PCs cancel professional development fund for health-care professionals
The PC government is axing a popular fund that allowed health-care providers to upgrade their professional and clinical training, Queen’s Park Today has learned.
The Allied Health Professional Fund provides up to $1,500 per year for professional development to members of nine certified health professions, including occupational therapists, lab and radiation technologists, pharmacists and speech-language pathologists, among others.
The fund, which will be wound down on March 2, was designed to encourage health professionals to complete courses or workshops that would bolster their clinical skills and train them to use new technologies.

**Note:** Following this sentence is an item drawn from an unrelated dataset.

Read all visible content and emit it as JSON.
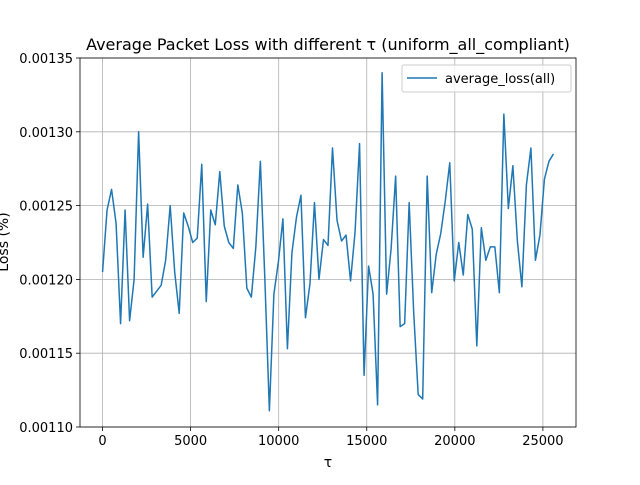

“As part of our modernization strategy, we are focusing as much funding as possible on front line patient care,” Health Minister Christine Elliott‘s office said in a statement to Queen’s Park Today that confirmed the elimination of the fund.

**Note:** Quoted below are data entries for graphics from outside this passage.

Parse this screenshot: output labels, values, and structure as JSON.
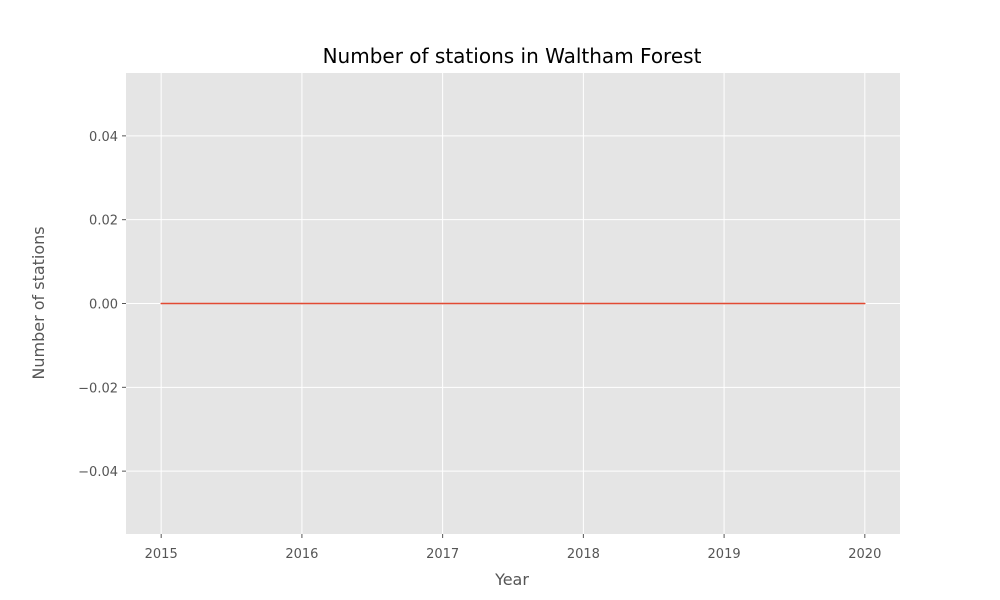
{
  "chart_data": {
    "type": "line",
    "title": "Number of stations in Waltham Forest",
    "xlabel": "Year",
    "ylabel": "Number of stations",
    "x": [
      2015,
      2016,
      2017,
      2018,
      2019,
      2020
    ],
    "series": [
      {
        "values": [
          0,
          0,
          0,
          0,
          0,
          0
        ]
      }
    ],
    "xlim": [
      2014.75,
      2020.25
    ],
    "ylim": [
      -0.055,
      0.055
    ],
    "xticks": [
      2015,
      2016,
      2017,
      2018,
      2019,
      2020
    ],
    "xtick_labels": [
      "2015",
      "2016",
      "2017",
      "2018",
      "2019",
      "2020"
    ],
    "yticks": [
      -0.04,
      -0.02,
      0.0,
      0.02,
      0.04
    ],
    "ytick_labels": [
      "−0.04",
      "−0.02",
      "0.00",
      "0.02",
      "0.04"
    ],
    "grid": true,
    "colors": {
      "plot_background": "#e5e5e5",
      "grid": "#ffffff",
      "line": "#e24a33",
      "tick": "#555555"
    }
  }
}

“Going forward, we will be working with health system partners in allied health, including professional associations, to identify the best ways to support the continuing education of the entire allied health workforce, including the design of any future programs,” Elliott’s office said.
Greg Toffner, president and CEO of the Ontario Association of Medical Radiation Sciences, said axing the fund sends the message the government doesn’t consider allied professionals to be frontline health-care workers, which “couldn’t be further from the truth.”

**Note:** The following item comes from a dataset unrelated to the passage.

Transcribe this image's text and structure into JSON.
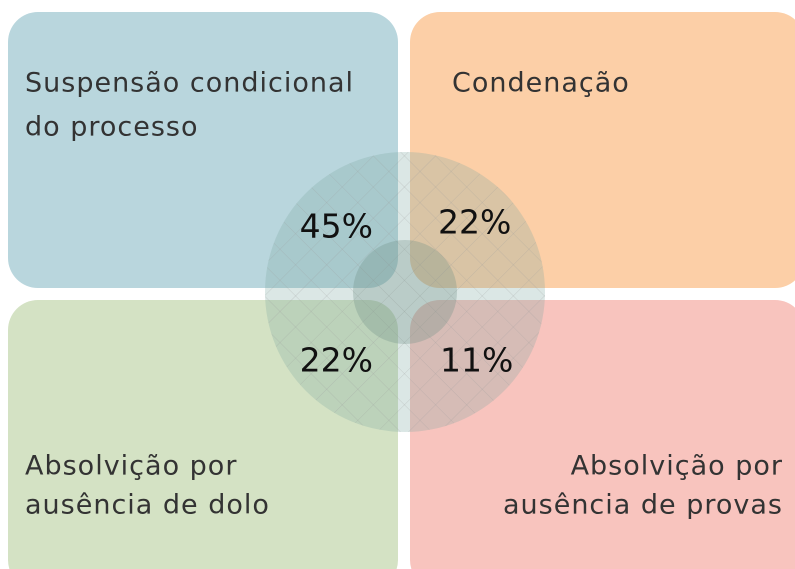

“Our members see patients in acute care facilities across the province and do the diagnosis before they are even treated,” said Toffner, who is also a co-chair of the fund, in an interview with Queen’s Park Today. “They don’t value the benefits our members are bringing to the system.”
He said his organization’s members, who conduct x-rays, ultrasounds and MRIs and administer radiation therapy to cancer patients, rely on the funding to learn how to operate new technologies, which are being upgraded on a regular basis in health-care facilities across the province.
In 2017-18, the fund doled out $3,482,370, an average of $546 per professional that accessed it, according to Toffner.
He called that “a drop in the bucket” when it comes to the province’s overall health-care budget.
Eliminating the fund, which has been in place for 13 years, will have “a direct impact on health care, technology and procedures that are being performed on patients,” he said, adding that he hopes the PCs reverse their decision.
Tiff Blair, spokesperson for the Registered Practical Nurses Association of Ontario, told Queen’s Park Today the government is also examining some existing funding programs for nurses, but has not made any changes yet.